To find the locus of the center of a circle that touches the given circle \((x + 1)^2 + y^2 = 1\) externally and also touches the y-axis, we will follow these steps: ### Step 1: Identify the given circle's properties The given equation \((x + 1)^2 + y^2 = 1\) represents a circle with: - Center: \((-1, 0)\) - Radius: \(1\) ### Step 2: Define the center of the moving circle Let the center of the moving circle be denoted as \(C(h, k)\). ### Step 3: Condition for external tangency For the moving circle to touch the given circle externally, the distance between the centers of the two circles must equal the sum of their radii.
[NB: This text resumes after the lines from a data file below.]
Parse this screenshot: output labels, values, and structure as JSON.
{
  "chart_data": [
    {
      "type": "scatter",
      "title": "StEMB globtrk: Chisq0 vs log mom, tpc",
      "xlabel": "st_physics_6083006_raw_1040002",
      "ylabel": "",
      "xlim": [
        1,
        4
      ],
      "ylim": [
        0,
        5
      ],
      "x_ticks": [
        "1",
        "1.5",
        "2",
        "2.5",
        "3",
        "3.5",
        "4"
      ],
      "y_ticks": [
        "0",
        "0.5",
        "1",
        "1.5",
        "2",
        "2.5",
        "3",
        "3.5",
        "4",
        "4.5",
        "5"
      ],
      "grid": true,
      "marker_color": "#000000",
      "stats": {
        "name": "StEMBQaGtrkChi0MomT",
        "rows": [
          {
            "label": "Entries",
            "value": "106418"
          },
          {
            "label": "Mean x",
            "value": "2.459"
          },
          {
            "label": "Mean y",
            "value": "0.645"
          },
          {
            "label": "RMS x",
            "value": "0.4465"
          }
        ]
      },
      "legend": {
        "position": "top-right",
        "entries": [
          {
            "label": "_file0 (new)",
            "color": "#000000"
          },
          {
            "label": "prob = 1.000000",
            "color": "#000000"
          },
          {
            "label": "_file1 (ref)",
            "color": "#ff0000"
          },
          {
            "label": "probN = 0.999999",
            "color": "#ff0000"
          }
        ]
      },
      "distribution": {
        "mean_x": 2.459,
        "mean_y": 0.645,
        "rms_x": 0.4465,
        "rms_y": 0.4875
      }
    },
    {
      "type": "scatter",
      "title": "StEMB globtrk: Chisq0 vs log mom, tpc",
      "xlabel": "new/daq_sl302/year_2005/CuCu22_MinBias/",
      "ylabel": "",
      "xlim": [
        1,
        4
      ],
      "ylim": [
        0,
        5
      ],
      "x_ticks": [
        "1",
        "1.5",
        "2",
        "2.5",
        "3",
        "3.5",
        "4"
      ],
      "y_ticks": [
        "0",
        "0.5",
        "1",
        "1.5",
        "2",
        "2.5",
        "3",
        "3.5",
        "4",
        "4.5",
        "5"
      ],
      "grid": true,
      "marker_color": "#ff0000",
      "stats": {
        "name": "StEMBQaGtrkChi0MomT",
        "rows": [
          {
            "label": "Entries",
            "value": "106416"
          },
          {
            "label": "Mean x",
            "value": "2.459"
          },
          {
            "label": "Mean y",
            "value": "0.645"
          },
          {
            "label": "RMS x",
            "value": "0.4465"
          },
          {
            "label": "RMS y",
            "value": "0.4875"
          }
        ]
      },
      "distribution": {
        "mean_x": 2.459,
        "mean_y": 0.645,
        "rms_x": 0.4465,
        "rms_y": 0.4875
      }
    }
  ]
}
If we denote the radius of the moving circle as \(r\), then the condition is: \[ \text{Distance}(C, (-1, 0)) = r + 1 \] This can be expressed using the distance formula: \[ \sqrt{(h + 1)^2 + k^2} = r + 1 \] ### Step 4: Condition for touching the y-axis For the circle to touch the y-axis, the distance from the center \(C(h, k)\) to the y-axis must equal the radius \(r\): \[ |h| = r \] ### Step 5: Substitute \(r\) from the y-axis condition From the condition \(|h| = r\), we can express \(r\) as: \[ r = |h| \] Substituting this into the external tangency condition gives: \[ \sqrt{(h + 1)^2 + k^2} = |h| + 1 \] ### Step 6: Square both sides to eliminate the square root Squaring both sides leads to: \[ (h + 1)^2 + k^2 = (|h| + 1)^2 \] ### Step 7: Expand both sides Expanding both sides: \[ (h^2 + 2h + 1 + k^2) = (h^2 + 2|h| + 1) \] ### Step 8: Simplify the equation Canceling \(h^2 + 1\) from both sides: \[ 2h + k^2 = 2|h| \] ### Step 9: Analyze the cases for \(h\) We need to consider two cases for \(|h|\): 1. **Case 1:** \(h \geq 0\) (then \(|h| = h\)): \[ 2h + k^2 = 2h \implies k^2 = 0 \implies k = 0 \] So, for \(h \geq 0\), the locus is \(y = 0\) for \(x \geq 0\). 2. **Case 2:** \(h < 0\) (then \(|h| = -h\)): \[ 2h + k^2 = -2h \implies 4h + k^2 = 0 \implies k^2 = -4h \] Since \(h < 0\), \(k^2\) must be non-negative, which means \(h\) must be less than or equal to \(0\). ### Step 10: Conclusion The locus of the center of the circle is: - For \(h \geq 0\): \(y = 0\) (the x-axis) for \(x \geq 0\) - For \(h < 0\): The equation \(k^2 = -4h\) describes a parabola that opens to the left. Thus, the final answer is: The locus of the center of the circle is the right half of the x-axis and the left parabola defined by \(k^2 = -4h\).